У него, как и у сестры-близницы, слова «ностальгия», два основных значения. Первое – это тоска по чужбине, второе – боль от невозможности насладиться этой чужбиной так, как хотелось бы. Ностальгия – это и тоска по родине, и боль от самого возвращения или от невозможности вернуться, даже когда вернулся.
Известно, что сам Блок никуда не эмигрировал, умер на родине в самый трагический для его поколения год. Тогдашнее, послереволюционное распутье вело эмигрантов разными дорогами: одни уезжали, чтобы потом вернуться и приспособиться, как Алексей Толстой или Илья Эренбург, Наталия Ильина или Александр Вертинский; другие уезжали, чтобы не вернуться никогда, как Владимир Набоков или Владислав Ходасевич; Нина Берберова или Тэффи; третьи уезжали, чтобы потом вернуться и сгинуть, как Сергей Эфрон и Марина Цветаева и их дети или как октябрист Бобрищев-Пушкин; четвертые доживали в эмиграции до преклонных лет и возвращались, чтобы через год-другой лечь на заслуженном литературным трудом месте, как Ирина Одоевцева; пятые вовсе никогда никуда не уезжали, всю жизнь прожив в немилостивом отечестве внутренними эмигрантами, как Варлам Шаламов. Есть и шестые, пожившие в эмиграции с родителями, потом против подростковой воли своей возвращенные на родину родителями, как Мур, сын Цветаевой, и друг его Дмитрий Сеземан. Первый умрет, так и не дождавшись избавления от родины, последний чудом успеет бежать во Францию, где и проживет метеком последнюю треть жизни.
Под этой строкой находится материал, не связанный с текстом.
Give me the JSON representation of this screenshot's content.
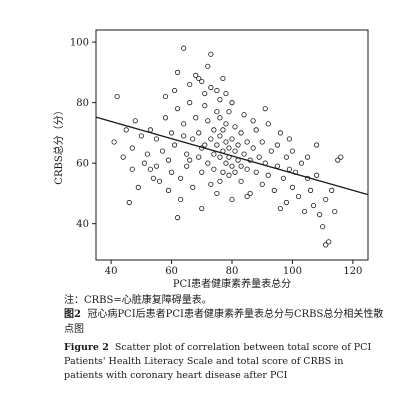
{
  "chart_data": {
    "type": "scatter",
    "xlabel": "PCI患者健康素养量表总分",
    "ylabel": "CRBS总分（分）",
    "xlim": [
      35,
      125
    ],
    "ylim": [
      28,
      104
    ],
    "xticks": [
      40,
      60,
      80,
      100,
      120
    ],
    "yticks": [
      40,
      60,
      80,
      100
    ],
    "grid": false,
    "trendline": {
      "x": [
        35,
        125
      ],
      "y": [
        75.2,
        49.6
      ]
    },
    "points": [
      [
        41,
        67
      ],
      [
        42,
        82
      ],
      [
        44,
        62
      ],
      [
        45,
        71
      ],
      [
        46,
        47
      ],
      [
        47,
        65
      ],
      [
        48,
        74
      ],
      [
        49,
        52
      ],
      [
        50,
        69
      ],
      [
        51,
        60
      ],
      [
        52,
        63
      ],
      [
        53,
        71
      ],
      [
        54,
        55
      ],
      [
        55,
        68
      ],
      [
        55,
        59
      ],
      [
        56,
        54
      ],
      [
        57,
        64
      ],
      [
        58,
        75
      ],
      [
        59,
        61
      ],
      [
        59,
        51
      ],
      [
        60,
        70
      ],
      [
        60,
        57
      ],
      [
        61,
        84
      ],
      [
        61,
        66
      ],
      [
        62,
        78
      ],
      [
        62,
        42
      ],
      [
        63,
        48
      ],
      [
        63,
        55
      ],
      [
        64,
        73
      ],
      [
        64,
        98
      ],
      [
        65,
        63
      ],
      [
        65,
        59
      ],
      [
        66,
        80
      ],
      [
        66,
        86
      ],
      [
        67,
        68
      ],
      [
        67,
        52
      ],
      [
        68,
        75
      ],
      [
        68,
        89
      ],
      [
        69,
        62
      ],
      [
        69,
        70
      ],
      [
        70,
        45
      ],
      [
        70,
        57
      ],
      [
        70,
        87
      ],
      [
        71,
        66
      ],
      [
        71,
        79
      ],
      [
        71,
        83
      ],
      [
        72,
        60
      ],
      [
        72,
        74
      ],
      [
        72,
        92
      ],
      [
        73,
        68
      ],
      [
        73,
        53
      ],
      [
        73,
        85
      ],
      [
        74,
        63
      ],
      [
        74,
        71
      ],
      [
        74,
        58
      ],
      [
        75,
        77
      ],
      [
        75,
        66
      ],
      [
        75,
        84
      ],
      [
        75,
        50
      ],
      [
        76,
        62
      ],
      [
        76,
        69
      ],
      [
        76,
        75
      ],
      [
        76,
        81
      ],
      [
        77,
        64
      ],
      [
        77,
        57
      ],
      [
        77,
        88
      ],
      [
        77,
        71
      ],
      [
        78,
        67
      ],
      [
        78,
        60
      ],
      [
        78,
        73
      ],
      [
        78,
        83
      ],
      [
        79,
        65
      ],
      [
        79,
        56
      ],
      [
        79,
        77
      ],
      [
        79,
        62
      ],
      [
        80,
        68
      ],
      [
        80,
        59
      ],
      [
        80,
        80
      ],
      [
        80,
        48
      ],
      [
        81,
        64
      ],
      [
        81,
        72
      ],
      [
        81,
        57
      ],
      [
        82,
        66
      ],
      [
        82,
        61
      ],
      [
        83,
        70
      ],
      [
        83,
        54
      ],
      [
        84,
        63
      ],
      [
        84,
        76
      ],
      [
        85,
        58
      ],
      [
        85,
        67
      ],
      [
        86,
        61
      ],
      [
        86,
        50
      ],
      [
        87,
        65
      ],
      [
        88,
        71
      ],
      [
        88,
        57
      ],
      [
        89,
        62
      ],
      [
        90,
        53
      ],
      [
        90,
        67
      ],
      [
        91,
        60
      ],
      [
        92,
        73
      ],
      [
        92,
        56
      ],
      [
        93,
        64
      ],
      [
        94,
        51
      ],
      [
        95,
        59
      ],
      [
        95,
        66
      ],
      [
        96,
        70
      ],
      [
        97,
        55
      ],
      [
        98,
        62
      ],
      [
        98,
        47
      ],
      [
        99,
        58
      ],
      [
        100,
        64
      ],
      [
        100,
        52
      ],
      [
        101,
        57
      ],
      [
        102,
        49
      ],
      [
        103,
        60
      ],
      [
        104,
        44
      ],
      [
        105,
        55
      ],
      [
        106,
        51
      ],
      [
        107,
        46
      ],
      [
        108,
        56
      ],
      [
        109,
        43
      ],
      [
        110,
        39
      ],
      [
        111,
        48
      ],
      [
        112,
        34
      ],
      [
        113,
        51
      ],
      [
        114,
        44
      ],
      [
        115,
        61
      ],
      [
        116,
        62
      ],
      [
        108,
        66
      ],
      [
        91,
        78
      ],
      [
        85,
        49
      ],
      [
        66,
        61
      ],
      [
        58,
        82
      ],
      [
        73,
        96
      ],
      [
        69,
        88
      ],
      [
        83,
        59
      ],
      [
        96,
        45
      ],
      [
        111,
        33
      ],
      [
        105,
        62
      ],
      [
        64,
        69
      ],
      [
        76,
        54
      ],
      [
        87,
        74
      ],
      [
        99,
        68
      ],
      [
        53,
        58
      ],
      [
        47,
        58
      ],
      [
        70,
        65
      ],
      [
        62,
        90
      ]
    ]
  },
  "footnote": "注：CRBS=心脏康复障碍量表。",
  "caption_cn": {
    "figure_number": "图2",
    "text": "冠心病PCI后患者PCI患者健康素养量表总分与CRBS总分相关性散点图"
  },
  "caption_en": {
    "figure_number": "Figure 2",
    "text": "Scatter plot of correlation between total score of PCI Patients' Health Literacy Scale and total score of CRBS in patients with coronary heart disease after PCI"
  }
}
Меньше всего мы знаем о тех, кто, вернувшись и даже занимаясь литературным трудом, рассказал о себе слишком скупо, и иногда – на языке, не очень распространенном в мире: таков был поэт-эсперантист и переводчик с русского и английского на язык эсперанто Николай Иванович Хохлов (1891-1953).
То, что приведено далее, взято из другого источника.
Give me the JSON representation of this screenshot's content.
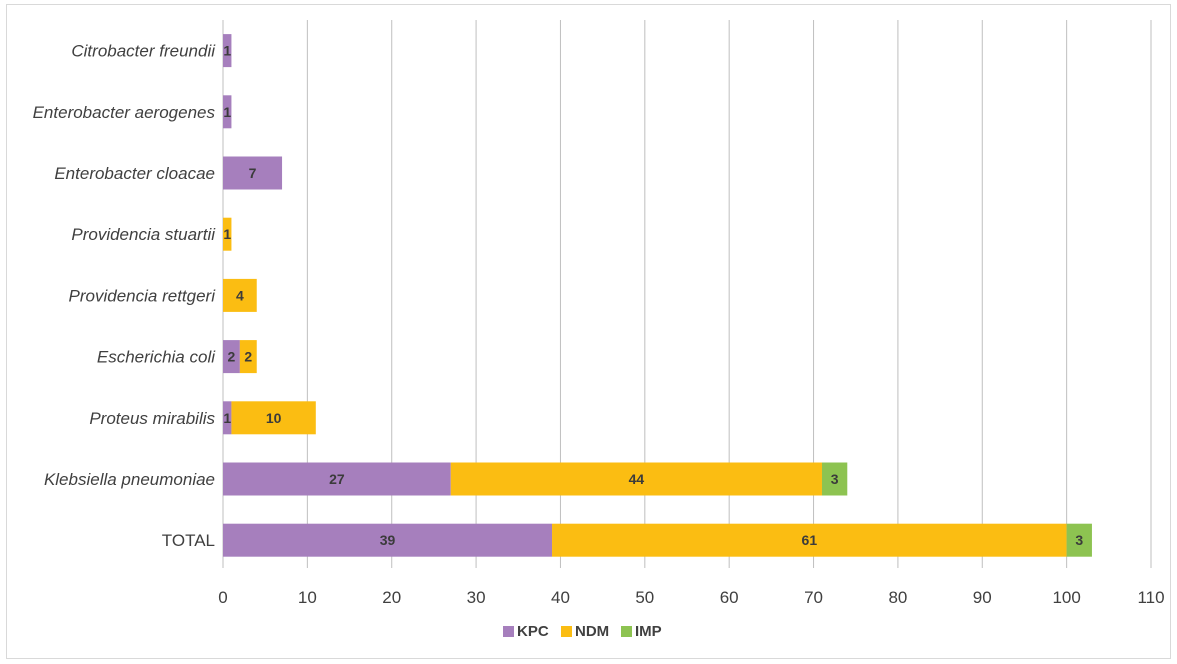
{
  "chart_data": {
    "type": "bar",
    "orientation": "horizontal",
    "stacked": true,
    "categories": [
      "Citrobacter freundii",
      "Enterobacter aerogenes",
      "Enterobacter cloacae",
      "Providencia stuartii",
      "Providencia rettgeri",
      "Escherichia coli",
      "Proteus mirabilis",
      "Klebsiella pneumoniae",
      "TOTAL"
    ],
    "italic_categories": [
      true,
      true,
      true,
      true,
      true,
      true,
      true,
      true,
      false
    ],
    "series": [
      {
        "name": "KPC",
        "color": "#a67fbd",
        "values": [
          1,
          1,
          7,
          0,
          0,
          2,
          1,
          27,
          39
        ]
      },
      {
        "name": "NDM",
        "color": "#fbbd12",
        "values": [
          0,
          0,
          0,
          1,
          4,
          2,
          10,
          44,
          61
        ]
      },
      {
        "name": "IMP",
        "color": "#8dc351",
        "values": [
          0,
          0,
          0,
          0,
          0,
          0,
          0,
          3,
          3
        ]
      }
    ],
    "xlim": [
      0,
      110
    ],
    "x_ticks": [
      0,
      10,
      20,
      30,
      40,
      50,
      60,
      70,
      80,
      90,
      100,
      110
    ],
    "grid": true,
    "gridline_color": "#bfbfbf",
    "legend": "bottom",
    "title": "",
    "xlabel": "",
    "ylabel": ""
  }
}
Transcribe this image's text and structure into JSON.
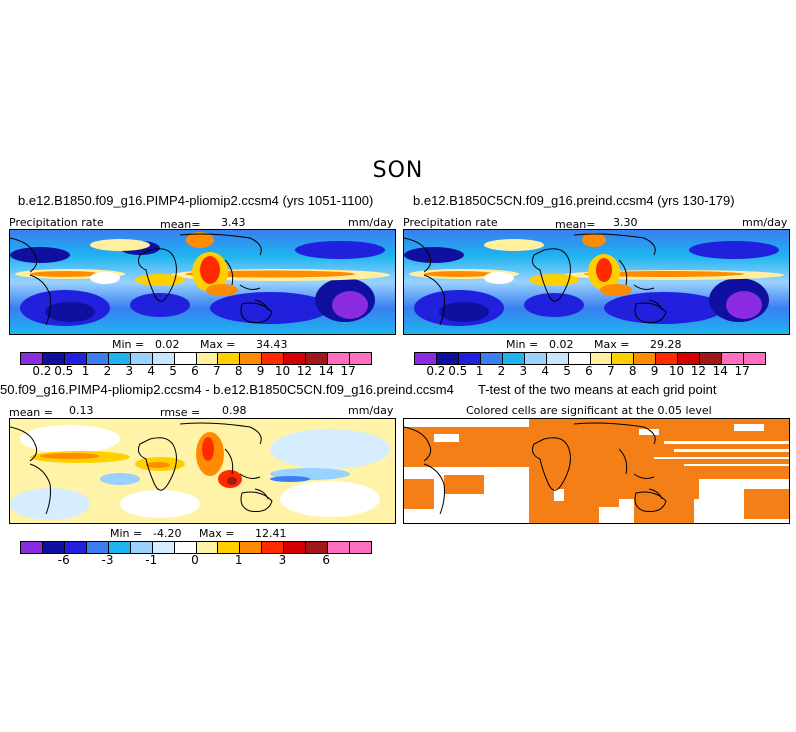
{
  "figure_title": "SON",
  "panels": {
    "top_left": {
      "title": "b.e12.B1850.f09_g16.PIMP4-pliomip2.ccsm4 (yrs 1051-1100)",
      "left_label": "Precipitation rate",
      "mean_label": "mean=",
      "mean_value": "3.43",
      "units": "mm/day",
      "min_label": "Min =",
      "min_value": "0.02",
      "max_label": "Max =",
      "max_value": "34.43"
    },
    "top_right": {
      "title": "b.e12.B1850C5CN.f09_g16.preind.ccsm4 (yrs 130-179)",
      "left_label": "Precipitation rate",
      "mean_label": "mean=",
      "mean_value": "3.30",
      "units": "mm/day",
      "min_label": "Min =",
      "min_value": "0.02",
      "max_label": "Max =",
      "max_value": "29.28"
    },
    "bottom_left": {
      "title": "50.f09_g16.PIMP4-pliomip2.ccsm4 - b.e12.B1850C5CN.f09_g16.preind.ccsm4",
      "mean_label": "mean =",
      "mean_value": "0.13",
      "rmse_label": "rmse =",
      "rmse_value": "0.98",
      "units": "mm/day",
      "min_label": "Min =",
      "min_value": "-4.20",
      "max_label": "Max =",
      "max_value": "12.41"
    },
    "bottom_right": {
      "title": "T-test of the two means at each grid point",
      "subtitle": "Colored cells are significant at the 0.05 level",
      "fill_color": "#f57f17"
    }
  },
  "colorbars": {
    "precip": {
      "labels": [
        "0.2",
        "0.5",
        "1",
        "2",
        "3",
        "4",
        "5",
        "6",
        "7",
        "8",
        "9",
        "10",
        "12",
        "14",
        "17"
      ],
      "colors": [
        "#8a2be2",
        "#1010a0",
        "#2020dd",
        "#3a7ff0",
        "#1eb4f0",
        "#9ad2ff",
        "#c9e6ff",
        "#ffffff",
        "#ffef9f",
        "#ffd000",
        "#ff8c00",
        "#ff2a00",
        "#d40000",
        "#a01818",
        "#ff6fc0"
      ]
    },
    "diff": {
      "labels": [
        "-6",
        "-3",
        "-1",
        "0",
        "1",
        "3",
        "6"
      ],
      "colors": [
        "#8a2be2",
        "#1010a0",
        "#2020dd",
        "#3a7ff0",
        "#1eb4f0",
        "#9ad2ff",
        "#d6ecff",
        "#ffffff",
        "#fff3a8",
        "#ffd000",
        "#ff8c00",
        "#ff2a00",
        "#d40000",
        "#a01818",
        "#ff6fc0"
      ]
    }
  }
}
Для людей, ведущих оседлый образ жизни, опыт эмигрантов либо скучен, либо вредно задевает приютный порядок мыслей и чувств: сами, мол, виноваты в своем скитальчестве, в попытках дезертирского самооправдания, в мелочных придирках к великой и необъятной Родине, вместе с которой мы готовы бедовать, лишь бы, как поется в советской песне, «порой от жизни получать радости скупые телеграммы».
Другое дело – те, кто по доброй или недоброй, своей или чужой воле отправился в путь и теперь нуждается в этом чужом опыте.
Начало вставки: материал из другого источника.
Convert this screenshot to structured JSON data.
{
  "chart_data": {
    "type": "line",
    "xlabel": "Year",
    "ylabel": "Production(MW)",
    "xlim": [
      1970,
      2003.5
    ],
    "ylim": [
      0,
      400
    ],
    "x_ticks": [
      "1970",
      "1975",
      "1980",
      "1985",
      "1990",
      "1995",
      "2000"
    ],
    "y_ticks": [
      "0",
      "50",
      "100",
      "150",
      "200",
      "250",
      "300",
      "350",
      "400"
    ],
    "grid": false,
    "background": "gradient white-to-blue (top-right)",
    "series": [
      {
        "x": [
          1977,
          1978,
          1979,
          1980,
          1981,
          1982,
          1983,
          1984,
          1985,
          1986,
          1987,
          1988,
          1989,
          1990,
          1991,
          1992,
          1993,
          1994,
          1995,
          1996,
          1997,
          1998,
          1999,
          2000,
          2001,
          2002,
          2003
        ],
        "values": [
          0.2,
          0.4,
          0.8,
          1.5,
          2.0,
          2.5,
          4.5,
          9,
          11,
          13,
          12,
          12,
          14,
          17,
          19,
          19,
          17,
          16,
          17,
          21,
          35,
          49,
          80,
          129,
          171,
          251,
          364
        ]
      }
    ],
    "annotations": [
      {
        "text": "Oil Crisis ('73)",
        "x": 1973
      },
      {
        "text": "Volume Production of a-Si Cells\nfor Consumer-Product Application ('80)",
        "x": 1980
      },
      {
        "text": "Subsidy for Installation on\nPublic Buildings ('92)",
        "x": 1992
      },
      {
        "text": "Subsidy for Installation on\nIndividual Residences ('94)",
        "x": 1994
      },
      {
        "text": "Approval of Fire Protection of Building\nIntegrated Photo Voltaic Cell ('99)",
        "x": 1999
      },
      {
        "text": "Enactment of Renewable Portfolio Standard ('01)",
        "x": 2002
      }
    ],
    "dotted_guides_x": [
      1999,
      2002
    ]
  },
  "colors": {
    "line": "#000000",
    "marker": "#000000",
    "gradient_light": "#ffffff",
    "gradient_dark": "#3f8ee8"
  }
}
Один из центральных сюжетов эмигрантского опыта – запись сновидений. Есть люди, таким записям доверять не склонные. Не придуманы ли они, не достроил ли автор свой якобы увиденный сон, свой кошмар? Давайте условимся, как говорится, на берегу и доверимся Гоголю: «Выдумывать кошемаров — я также не выдумывал, кошемары эти давили мою собственную душу: что было в душе, то из нее и вышло». (Выбранные места из переписки с друзьями (1843).
В 19 в. русские писатели широко пользовались словом «кошмар» в полном владении французским значением этого столь удачного заимствования. Сейчас слово это применяется гораздо шире, чем в те времена, когда оно касалось только ужасного сновидения, теснившего грудь так, что иной раз и во сне остаться невозможно, и проснуться сил нет. Но даже и не всякий кошмар нас будет волновать, а только тот, в котором главное, тревожащее рассказчика и слушателя событие – забвение или неспособность найти главное слово, иногда – единственное и спасительное.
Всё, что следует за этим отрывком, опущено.